MAKE SOMETHING BEAUTIFUL

30 September 2009

love poems

i want to write them, but i am not in love. do you have to be in love to write love poems? at least pretend, then it becomes fiction. life function: poem. poem as function, equation for the poem. mathematical. poem as x. solve for y. where is life? art as motion. death as dying. love as poem. potential for or because of. //?M?YOP?IA?//

i keep forgetting things. / reliving them / like an echo / or a shadow


this is what i am supposed to be doing is this what i am supposed to be doing what am i supposed to be doing i am supposed to be doing what what what what doing am i supposed to



so say if,


blue yr eyes or




old news



no news





new news



good news




(o, & le 1st picture is credited to amir eustice. sry i forgot.)

29 September 2009

wasting time; wasting space

if just a little less selfish or more, maybe, or if on the wrong side of the bed i wake up function present tense, decide to keep sleeping, or maybe, just this once taking care of myself a task unworthy or thoughtless or seemingly a waste of

the most challenging

a year of the small victories

this, and then, this

25 September 2009

process[es][ing]

if i document it, does it make it less real? if i write it, does it become less of life and more of art? where that boundary lies. does it?


STEP ONE THROUGH






photo used without permission of ngl, drb.

the difference is in the choice, see?



just finished a book called darker than night. it's true crime, written by this guy tom henderson, about murders that happened near my hometown and weren't brought to trial for 18 years. two local men killed two hunters from downstate and fed them to pigs. got rid of the vehicle.

sitting and reading this yesterday, two women at a table next to mine talking about abortion. strange parallel to the text, where henderson claims all northern michigan to be rife with inbred shitheads.

IT ISN'T THAT EVIL NOR VIOLENCE NEED TO BE UNDERSTOOD, JUST THE ABILITY TO RECOGNIZE THEIR PRESENCE.

yet, couldn't we say the same thing about love? that no one quite understands it, just knows when it is there?

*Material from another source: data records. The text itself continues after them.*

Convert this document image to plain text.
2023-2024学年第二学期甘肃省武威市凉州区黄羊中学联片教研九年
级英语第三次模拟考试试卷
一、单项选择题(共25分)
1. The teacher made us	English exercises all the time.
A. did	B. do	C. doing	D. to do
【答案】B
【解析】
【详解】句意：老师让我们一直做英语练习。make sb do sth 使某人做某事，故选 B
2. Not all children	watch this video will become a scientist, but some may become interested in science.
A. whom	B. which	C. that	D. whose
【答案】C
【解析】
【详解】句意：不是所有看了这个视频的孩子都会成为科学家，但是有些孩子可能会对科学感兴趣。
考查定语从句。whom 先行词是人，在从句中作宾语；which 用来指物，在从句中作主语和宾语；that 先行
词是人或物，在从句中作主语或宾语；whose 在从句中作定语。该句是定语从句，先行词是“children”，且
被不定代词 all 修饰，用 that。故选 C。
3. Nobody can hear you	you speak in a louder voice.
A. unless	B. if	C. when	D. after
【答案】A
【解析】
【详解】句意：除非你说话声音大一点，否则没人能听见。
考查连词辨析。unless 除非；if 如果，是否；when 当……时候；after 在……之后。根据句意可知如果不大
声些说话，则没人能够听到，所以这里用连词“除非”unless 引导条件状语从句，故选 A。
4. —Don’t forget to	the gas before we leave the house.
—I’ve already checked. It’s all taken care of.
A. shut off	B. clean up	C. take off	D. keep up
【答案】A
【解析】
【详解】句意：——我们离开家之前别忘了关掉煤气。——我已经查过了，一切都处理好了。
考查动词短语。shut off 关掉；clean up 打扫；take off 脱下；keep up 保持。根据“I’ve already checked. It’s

i'm thinking about choice, i'm thinking about essence, i'm thinking about self. human nature, life, biology and justice. some common ground upon which we all stand, the languages of our bodies, the thirsting of our souls, the desires of our hearts.

not to understand, just to recognize what is there. compassion. sympathy. just a little conversation, human interaction.

02 September 2009

chckcush

the city



the city







the city




fotos used without permission of baby lauren

22 August 2009

looks like rain, feels like fall






we are, we are going to the city soon.